Bankrate: Do you think great writing is protected in Hollywood?

Kevin Costner: I don't think that it is, no. Because the minute you're willing to ask an audience what they think about a movie, I think it shows no one cares about the writing. And I think that's foolish. I don't go out to actors until my script is 100 percent finished. Because I don't want anyone changing it. Annette Bening and Robert Duval didn't change a line on "Open Range." Why? Because I was sure that it worked. What is everyone so afraid of in making movies? Not being No. 1 at the box office? Well, Mr. Brooks ain't going to be. We're not even going to come close. But we can be a movie that's so true to itself that you might want to take a friend back to it.

Bankrate: Can you say something about the Western you're working on now?

Kevin Costner: It's just a good cowboy movie about friendship, and there's a code. It's done; it's written. People aren't dying to make Westerns, though. I'll just have to figure out how to make it. I'll have to raise money from different sources and I'll have to keep creative control.

Bankrate: Sounds like you are thinking about financing it through independent means?

Kevin Costner: Well we made "Open Range" in Calgary for just over $20 million and all the money went up on the screen. I didn't take a salary for directing; I took the minimum. But nobody else did. Robert and the other actors made as much as they ever did, but I don't like everybody to work under that banner of labor of love. "Dances with Wolves" was made for $16 million and everybody made as much money, if not more than they'd ever made in terms of salary. I come from a low-budget world, so I kind of know how to use my money, work with my money. If I was producing "Water World," it would have been done in a different way -- moneywise. I watch my money. With "Open Range" I put up about $750,000 and I got other people to put up some money. But I had to make some crucial producing decisions when making that film. I spent $300,000 on making the street flooding scenes real -- that was a crucial decision but I wanted it authentic.
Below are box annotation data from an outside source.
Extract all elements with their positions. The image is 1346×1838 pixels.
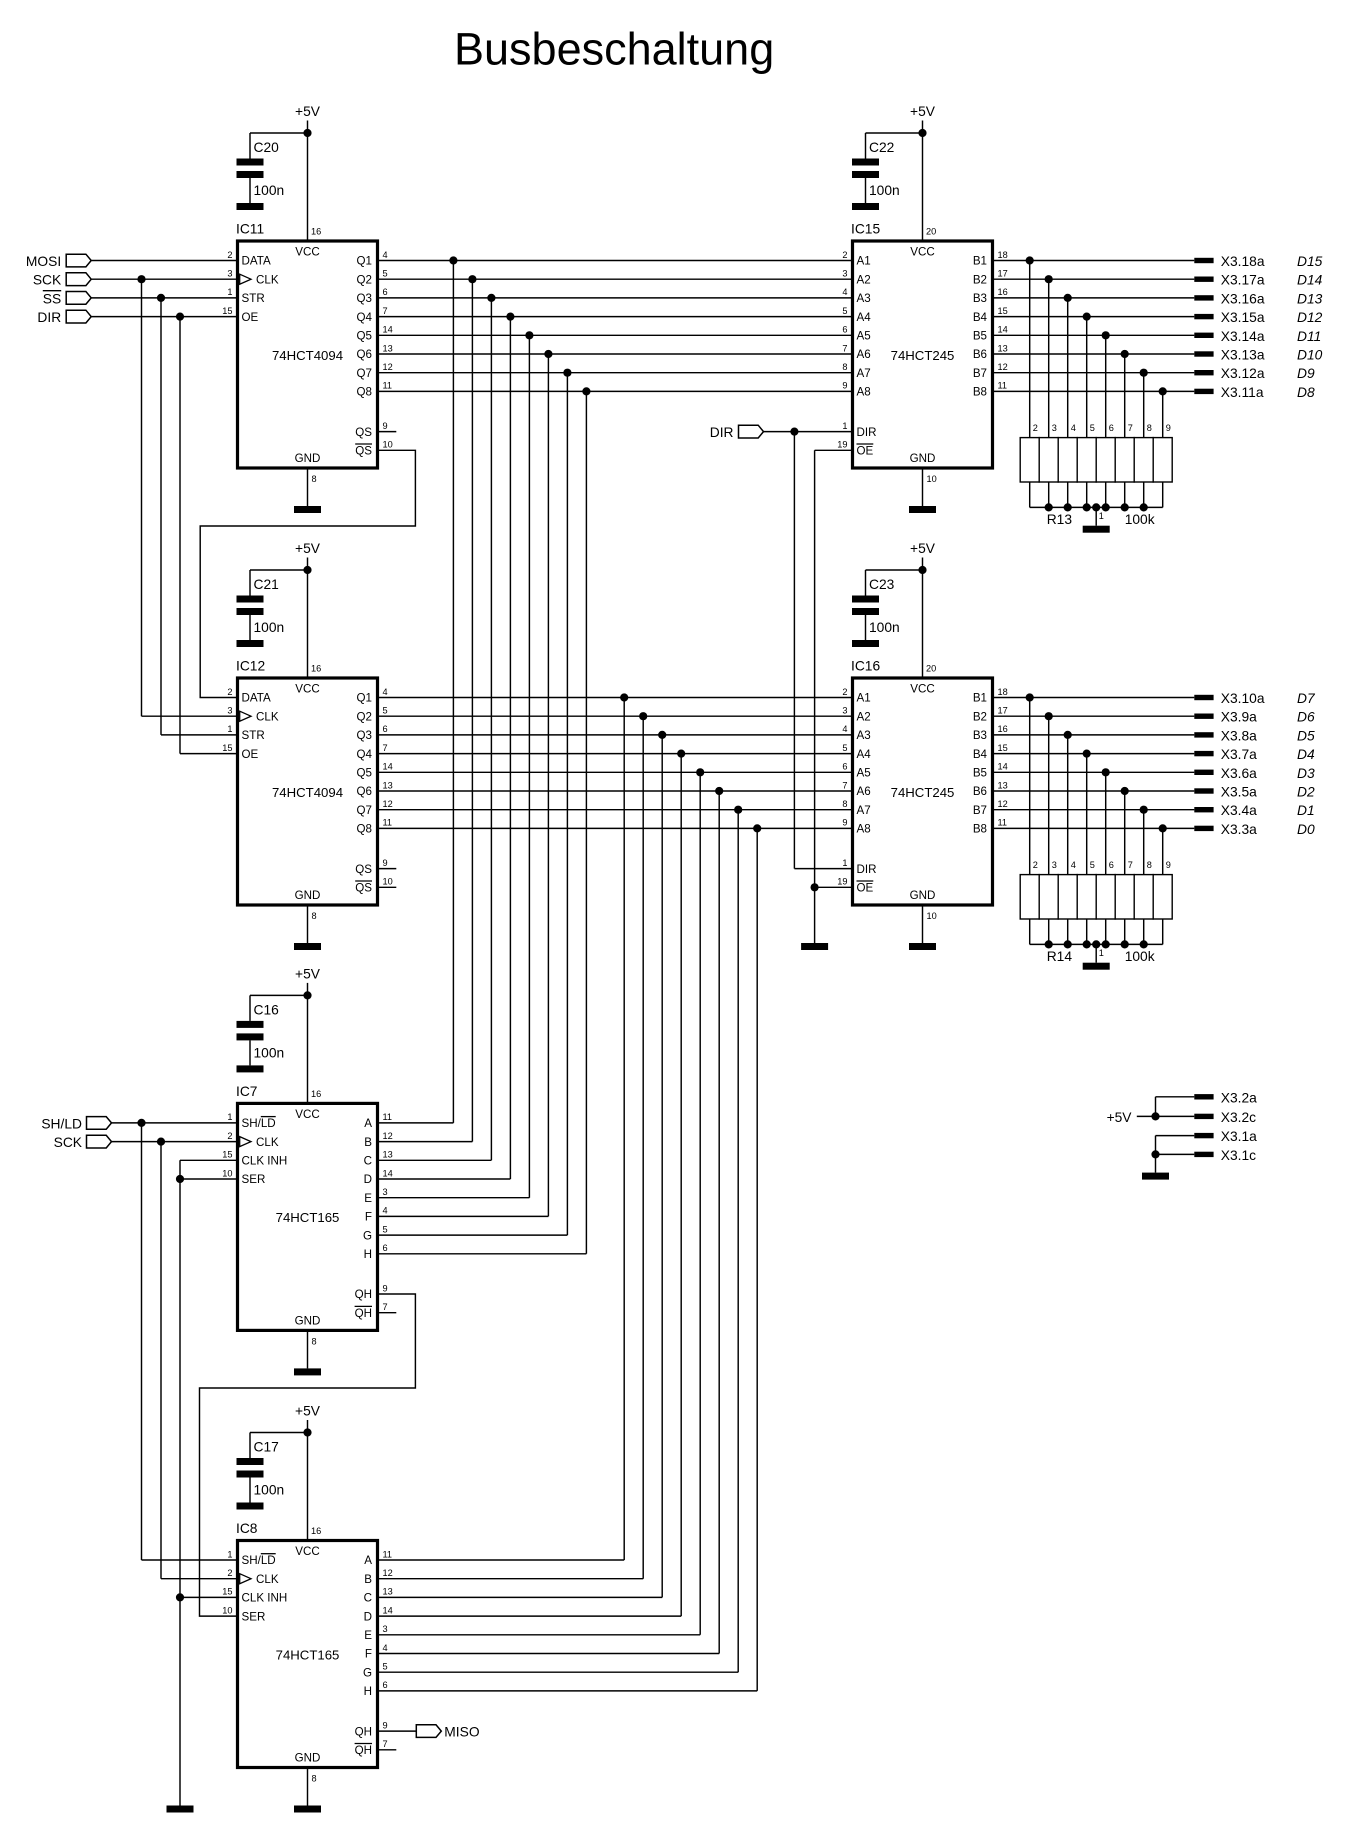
svg-text:11: 11 — [998, 381, 1008, 391]
svg-text:6: 6 — [383, 724, 388, 734]
svg-text:6: 6 — [383, 287, 388, 297]
svg-text:D6: D6 — [1297, 710, 1315, 725]
svg-text:+5V: +5V — [1107, 1110, 1133, 1125]
svg-text:QS: QS — [355, 426, 372, 439]
svg-text:X3.11a: X3.11a — [1221, 385, 1264, 400]
svg-text:X3.2a: X3.2a — [1221, 1090, 1257, 1105]
svg-text:SER: SER — [242, 1610, 266, 1623]
svg-text:Q8: Q8 — [357, 823, 372, 836]
svg-text:Q6: Q6 — [357, 785, 372, 798]
svg-text:B2: B2 — [973, 710, 987, 723]
svg-text:IC7: IC7 — [236, 1084, 257, 1099]
svg-text:QS: QS — [355, 863, 372, 876]
svg-text:1: 1 — [227, 1549, 232, 1559]
svg-text:SCK: SCK — [54, 1135, 83, 1150]
svg-text:Busbeschaltung: Busbeschaltung — [454, 24, 774, 75]
svg-text:B6: B6 — [973, 785, 987, 798]
svg-text:D: D — [364, 1173, 372, 1186]
svg-text:SER: SER — [242, 1173, 266, 1186]
svg-text:1: 1 — [227, 1112, 232, 1122]
svg-text:A7: A7 — [857, 367, 871, 380]
svg-text:F: F — [365, 1648, 372, 1661]
svg-text:OE: OE — [857, 882, 874, 895]
svg-text:8: 8 — [312, 1774, 317, 1784]
svg-text:15: 15 — [222, 743, 232, 753]
svg-text:B1: B1 — [973, 692, 987, 705]
svg-text:D9: D9 — [1297, 366, 1315, 381]
svg-text:D7: D7 — [1297, 691, 1316, 706]
svg-text:20: 20 — [926, 664, 936, 674]
svg-text:1: 1 — [842, 858, 847, 868]
svg-text:100n: 100n — [254, 620, 285, 635]
svg-text:OE: OE — [857, 445, 874, 458]
svg-text:X3.2c: X3.2c — [1221, 1110, 1256, 1125]
svg-text:13: 13 — [998, 780, 1008, 790]
svg-text:2: 2 — [227, 250, 232, 260]
svg-text:A4: A4 — [857, 748, 872, 761]
svg-text:12: 12 — [998, 362, 1008, 372]
svg-text:10: 10 — [927, 911, 937, 921]
svg-text:Q3: Q3 — [357, 292, 372, 305]
svg-text:G: G — [363, 1666, 372, 1679]
svg-text:C17: C17 — [254, 1440, 279, 1455]
svg-text:2: 2 — [227, 1568, 232, 1578]
svg-text:VCC: VCC — [910, 682, 934, 695]
svg-text:DATA: DATA — [242, 692, 271, 705]
svg-text:7: 7 — [842, 343, 847, 353]
svg-text:D4: D4 — [1297, 747, 1315, 762]
svg-text:4: 4 — [383, 1643, 388, 1653]
svg-text:10: 10 — [383, 440, 393, 450]
svg-text:QH: QH — [355, 1288, 372, 1301]
svg-text:X3.13a: X3.13a — [1221, 348, 1265, 363]
svg-text:STR: STR — [242, 729, 265, 742]
svg-text:VCC: VCC — [295, 245, 319, 258]
svg-text:5: 5 — [383, 269, 388, 279]
svg-text:QS: QS — [355, 445, 372, 458]
svg-text:9: 9 — [383, 1283, 388, 1293]
svg-text:X3.5a: X3.5a — [1221, 785, 1257, 800]
svg-text:CLK: CLK — [256, 1573, 279, 1586]
svg-text:D12: D12 — [1297, 310, 1323, 325]
svg-text:DIR: DIR — [857, 426, 877, 439]
svg-text:13: 13 — [383, 780, 393, 790]
svg-text:Q7: Q7 — [357, 367, 372, 380]
svg-text:Q6: Q6 — [357, 348, 372, 361]
svg-text:14: 14 — [998, 762, 1008, 772]
svg-text:Q5: Q5 — [357, 330, 372, 343]
svg-text:9: 9 — [1166, 423, 1171, 433]
svg-text:1: 1 — [227, 287, 232, 297]
svg-text:100k: 100k — [1125, 949, 1155, 964]
svg-text:A5: A5 — [857, 330, 871, 343]
svg-text:B8: B8 — [973, 823, 987, 836]
svg-text:+5V: +5V — [295, 966, 321, 981]
svg-text:3: 3 — [227, 706, 232, 716]
svg-text:E: E — [364, 1192, 372, 1205]
svg-text:A1: A1 — [857, 255, 871, 268]
svg-text:R13: R13 — [1047, 512, 1073, 527]
svg-text:2: 2 — [1033, 423, 1038, 433]
svg-text:A8: A8 — [857, 823, 871, 836]
svg-text:1: 1 — [1099, 948, 1104, 958]
svg-text:Q1: Q1 — [357, 255, 372, 268]
svg-text:15: 15 — [998, 743, 1008, 753]
svg-text:5: 5 — [383, 1224, 388, 1234]
svg-text:OE: OE — [242, 748, 259, 761]
svg-text:X3.1a: X3.1a — [1221, 1129, 1257, 1144]
svg-text:+5V: +5V — [295, 104, 321, 119]
svg-text:B4: B4 — [973, 748, 988, 761]
svg-text:C: C — [364, 1592, 372, 1605]
svg-text:IC15: IC15 — [851, 222, 880, 237]
svg-text:11: 11 — [383, 1549, 393, 1559]
svg-text:B3: B3 — [973, 729, 987, 742]
svg-text:A6: A6 — [857, 785, 871, 798]
svg-text:+5V: +5V — [910, 104, 936, 119]
svg-text:SH/LD: SH/LD — [242, 1554, 276, 1567]
svg-text:A8: A8 — [857, 386, 871, 399]
svg-text:9: 9 — [842, 381, 847, 391]
svg-text:X3.7a: X3.7a — [1221, 747, 1257, 762]
svg-text:20: 20 — [926, 227, 936, 237]
svg-text:CLK INH: CLK INH — [242, 1155, 288, 1168]
svg-text:MOSI: MOSI — [26, 254, 61, 269]
svg-text:DATA: DATA — [242, 255, 271, 268]
svg-text:A3: A3 — [857, 292, 871, 305]
svg-text:8: 8 — [312, 911, 317, 921]
svg-text:STR: STR — [242, 292, 265, 305]
svg-text:100n: 100n — [254, 1483, 285, 1498]
svg-text:6: 6 — [383, 1243, 388, 1253]
svg-text:Q7: Q7 — [357, 804, 372, 817]
svg-text:7: 7 — [383, 1739, 388, 1749]
svg-text:G: G — [363, 1229, 372, 1242]
svg-text:16: 16 — [998, 287, 1008, 297]
svg-text:X3.6a: X3.6a — [1221, 766, 1257, 781]
svg-text:3: 3 — [383, 1187, 388, 1197]
svg-text:2: 2 — [842, 687, 847, 697]
svg-text:1: 1 — [1099, 511, 1104, 521]
svg-text:Q4: Q4 — [357, 748, 373, 761]
svg-text:9: 9 — [383, 1720, 388, 1730]
svg-text:7: 7 — [383, 1302, 388, 1312]
svg-text:12: 12 — [998, 799, 1008, 809]
svg-text:16: 16 — [311, 227, 321, 237]
svg-text:8: 8 — [1147, 423, 1152, 433]
svg-text:18: 18 — [998, 687, 1008, 697]
svg-text:QH: QH — [355, 1307, 372, 1320]
svg-text:3: 3 — [1052, 423, 1057, 433]
svg-text:A5: A5 — [857, 767, 871, 780]
svg-text:11: 11 — [383, 1112, 393, 1122]
svg-text:CLK INH: CLK INH — [242, 1592, 288, 1605]
svg-text:8: 8 — [842, 799, 847, 809]
svg-text:D: D — [364, 1610, 372, 1623]
svg-text:SCK: SCK — [33, 273, 62, 288]
svg-text:D11: D11 — [1297, 329, 1321, 344]
svg-text:E: E — [364, 1629, 372, 1642]
svg-text:100n: 100n — [254, 1045, 285, 1060]
svg-text:+5V: +5V — [295, 1404, 321, 1419]
svg-text:B1: B1 — [973, 255, 987, 268]
svg-text:8: 8 — [312, 474, 317, 484]
svg-text:19: 19 — [837, 440, 847, 450]
svg-text:B5: B5 — [973, 330, 987, 343]
svg-text:VCC: VCC — [295, 1108, 319, 1121]
svg-text:100n: 100n — [254, 183, 285, 198]
svg-text:C22: C22 — [869, 140, 894, 155]
svg-text:Q8: Q8 — [357, 386, 372, 399]
svg-text:VCC: VCC — [295, 1545, 319, 1558]
svg-text:D10: D10 — [1297, 348, 1323, 363]
svg-text:8: 8 — [1147, 860, 1152, 870]
svg-text:74HCT165: 74HCT165 — [276, 1647, 340, 1662]
svg-text:B5: B5 — [973, 767, 987, 780]
svg-text:Q4: Q4 — [357, 311, 373, 324]
svg-text:VCC: VCC — [295, 682, 319, 695]
svg-text:10: 10 — [222, 1168, 232, 1178]
svg-text:7: 7 — [842, 780, 847, 790]
svg-text:X3.9a: X3.9a — [1221, 710, 1257, 725]
svg-text:3: 3 — [842, 706, 847, 716]
svg-text:5: 5 — [383, 1662, 388, 1672]
svg-text:16: 16 — [311, 1526, 321, 1536]
svg-text:100n: 100n — [869, 620, 900, 635]
svg-text:DIR: DIR — [37, 310, 61, 325]
svg-text:15: 15 — [222, 1587, 232, 1597]
svg-text:7: 7 — [1128, 860, 1133, 870]
svg-text:16: 16 — [311, 1089, 321, 1099]
svg-text:1: 1 — [227, 724, 232, 734]
svg-text:B: B — [364, 1136, 372, 1149]
svg-text:9: 9 — [1166, 860, 1171, 870]
svg-text:Q1: Q1 — [357, 692, 372, 705]
svg-text:5: 5 — [842, 743, 847, 753]
svg-text:GND: GND — [295, 1314, 321, 1327]
svg-text:X3.16a: X3.16a — [1221, 291, 1265, 306]
svg-text:Q2: Q2 — [357, 273, 372, 286]
svg-text:6: 6 — [1109, 860, 1114, 870]
svg-text:7: 7 — [1128, 423, 1133, 433]
svg-text:IC11: IC11 — [236, 222, 264, 237]
svg-text:X3.14a: X3.14a — [1221, 329, 1265, 344]
svg-text:A6: A6 — [857, 348, 871, 361]
svg-text:5: 5 — [842, 306, 847, 316]
svg-text:2: 2 — [842, 250, 847, 260]
svg-text:12: 12 — [383, 1131, 393, 1141]
svg-text:14: 14 — [998, 325, 1008, 335]
svg-text:MISO: MISO — [444, 1725, 480, 1740]
svg-text:Q5: Q5 — [357, 767, 372, 780]
svg-text:9: 9 — [383, 858, 388, 868]
svg-text:4: 4 — [842, 287, 847, 297]
svg-text:D1: D1 — [1297, 803, 1315, 818]
svg-text:8: 8 — [312, 1336, 317, 1346]
svg-text:QH: QH — [355, 1744, 372, 1757]
svg-text:1: 1 — [842, 421, 847, 431]
svg-text:14: 14 — [383, 1605, 393, 1615]
svg-text:C: C — [364, 1155, 372, 1168]
svg-text:CLK: CLK — [256, 710, 279, 723]
svg-text:F: F — [365, 1211, 372, 1224]
svg-text:CLK: CLK — [256, 273, 279, 286]
svg-text:DIR: DIR — [857, 863, 877, 876]
svg-text:+5V: +5V — [910, 541, 936, 556]
svg-text:C23: C23 — [869, 577, 895, 592]
svg-text:5: 5 — [1090, 860, 1095, 870]
svg-text:A3: A3 — [857, 729, 871, 742]
svg-text:GND: GND — [295, 889, 321, 902]
svg-text:X3.12a: X3.12a — [1221, 366, 1265, 381]
svg-text:B4: B4 — [973, 311, 988, 324]
svg-text:3: 3 — [1052, 860, 1057, 870]
svg-text:74HCT4094: 74HCT4094 — [272, 785, 343, 800]
svg-text:Q2: Q2 — [357, 710, 372, 723]
svg-text:11: 11 — [998, 818, 1008, 828]
svg-text:X3.15a: X3.15a — [1221, 310, 1265, 325]
svg-text:9: 9 — [383, 421, 388, 431]
svg-text:D14: D14 — [1297, 273, 1323, 288]
svg-text:B7: B7 — [973, 367, 987, 380]
svg-text:DIR: DIR — [710, 425, 734, 440]
svg-text:6: 6 — [1109, 423, 1114, 433]
svg-text:17: 17 — [998, 269, 1008, 279]
svg-text:A: A — [364, 1554, 372, 1567]
svg-text:B: B — [364, 1573, 372, 1586]
svg-text:D3: D3 — [1297, 766, 1315, 781]
svg-text:4: 4 — [383, 1206, 388, 1216]
svg-text:X3.18a: X3.18a — [1221, 254, 1265, 269]
svg-text:D13: D13 — [1297, 291, 1323, 306]
svg-text:5: 5 — [383, 706, 388, 716]
svg-text:A2: A2 — [857, 710, 871, 723]
svg-text:16: 16 — [311, 664, 321, 674]
svg-text:4: 4 — [842, 724, 847, 734]
svg-text:5: 5 — [1090, 423, 1095, 433]
svg-text:15: 15 — [998, 306, 1008, 316]
svg-text:15: 15 — [222, 306, 232, 316]
svg-text:2: 2 — [1033, 860, 1038, 870]
svg-text:3: 3 — [227, 269, 232, 279]
svg-text:11: 11 — [383, 818, 393, 828]
svg-text:74HCT165: 74HCT165 — [276, 1210, 340, 1225]
svg-text:D5: D5 — [1297, 728, 1315, 743]
svg-text:H: H — [364, 1248, 372, 1261]
svg-text:16: 16 — [998, 724, 1008, 734]
svg-text:7: 7 — [383, 743, 388, 753]
svg-text:4: 4 — [1071, 423, 1076, 433]
svg-text:7: 7 — [383, 306, 388, 316]
svg-text:VCC: VCC — [910, 245, 934, 258]
svg-text:19: 19 — [837, 877, 847, 887]
svg-text:B8: B8 — [973, 386, 987, 399]
svg-text:12: 12 — [383, 362, 393, 372]
svg-text:4: 4 — [383, 687, 388, 697]
svg-text:Q3: Q3 — [357, 729, 372, 742]
svg-text:3: 3 — [842, 269, 847, 279]
svg-text:X3.17a: X3.17a — [1221, 273, 1265, 288]
svg-text:6: 6 — [842, 762, 847, 772]
svg-text:4: 4 — [1071, 860, 1076, 870]
svg-text:6: 6 — [842, 325, 847, 335]
svg-text:13: 13 — [998, 343, 1008, 353]
svg-text:X3.10a: X3.10a — [1221, 691, 1265, 706]
svg-text:D0: D0 — [1297, 822, 1315, 837]
svg-text:R14: R14 — [1047, 949, 1073, 964]
svg-text:A2: A2 — [857, 273, 871, 286]
svg-text:SH/LD: SH/LD — [242, 1117, 276, 1130]
svg-text:+5V: +5V — [295, 541, 321, 556]
svg-text:X3.8a: X3.8a — [1221, 728, 1257, 743]
svg-text:10: 10 — [927, 474, 937, 484]
svg-text:X3.4a: X3.4a — [1221, 803, 1257, 818]
svg-text:15: 15 — [222, 1150, 232, 1160]
svg-text:13: 13 — [383, 343, 393, 353]
svg-text:18: 18 — [998, 250, 1008, 260]
svg-text:C21: C21 — [254, 577, 279, 592]
svg-text:D15: D15 — [1297, 254, 1323, 269]
svg-text:13: 13 — [383, 1150, 393, 1160]
svg-text:12: 12 — [383, 1568, 393, 1578]
svg-text:D2: D2 — [1297, 785, 1315, 800]
svg-text:CLK: CLK — [256, 1136, 279, 1149]
svg-text:B6: B6 — [973, 348, 987, 361]
svg-text:13: 13 — [383, 1587, 393, 1597]
svg-text:SH/LD: SH/LD — [41, 1116, 82, 1131]
svg-text:8: 8 — [842, 362, 847, 372]
svg-text:14: 14 — [383, 325, 393, 335]
svg-text:9: 9 — [842, 818, 847, 828]
svg-text:GND: GND — [910, 889, 936, 902]
svg-text:74HCT245: 74HCT245 — [891, 785, 955, 800]
svg-text:IC16: IC16 — [851, 659, 880, 674]
svg-text:2: 2 — [227, 1131, 232, 1141]
svg-text:100k: 100k — [1125, 512, 1155, 527]
svg-text:GND: GND — [295, 452, 321, 465]
svg-text:2: 2 — [227, 687, 232, 697]
svg-text:D8: D8 — [1297, 385, 1315, 400]
svg-text:A4: A4 — [857, 311, 872, 324]
svg-text:GND: GND — [295, 1752, 321, 1765]
svg-text:74HCT4094: 74HCT4094 — [272, 348, 343, 363]
svg-text:14: 14 — [383, 762, 393, 772]
svg-text:IC8: IC8 — [236, 1521, 258, 1536]
svg-text:X3.3a: X3.3a — [1221, 822, 1257, 837]
svg-text:QS: QS — [355, 882, 372, 895]
svg-text:14: 14 — [383, 1168, 393, 1178]
svg-text:A1: A1 — [857, 692, 871, 705]
svg-text:IC12: IC12 — [236, 659, 265, 674]
svg-text:B2: B2 — [973, 273, 987, 286]
svg-text:X3.1c: X3.1c — [1221, 1148, 1256, 1163]
svg-text:A7: A7 — [857, 804, 871, 817]
svg-text:QH: QH — [355, 1725, 372, 1738]
svg-text:11: 11 — [383, 381, 393, 391]
svg-text:4: 4 — [383, 250, 388, 260]
svg-text:C16: C16 — [254, 1002, 280, 1017]
svg-text:OE: OE — [242, 311, 259, 324]
svg-text:A: A — [364, 1117, 372, 1130]
svg-text:B3: B3 — [973, 292, 987, 305]
svg-text:6: 6 — [383, 1680, 388, 1690]
svg-text:10: 10 — [222, 1605, 232, 1615]
svg-text:17: 17 — [998, 706, 1008, 716]
svg-text:B7: B7 — [973, 804, 987, 817]
svg-text:GND: GND — [910, 452, 936, 465]
svg-text:3: 3 — [383, 1624, 388, 1634]
svg-text:100n: 100n — [869, 183, 900, 198]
Bankrate: So is critical or financial success more important to you in making a movie, especially when you've invested in it?

Kevin Costner: Well, criticism is hard to take sometimes. Constructive criticism is something that all of us can do well from. Cynical criticism, skepticism is very difficult for me to deal with. When you make a movie, either lack of money, lack of talent, the sun went down -- I sometimes can't do anything about it. But I'm satisfied with the end product. So in truth, financially it would be better because then I could go on and make another Western.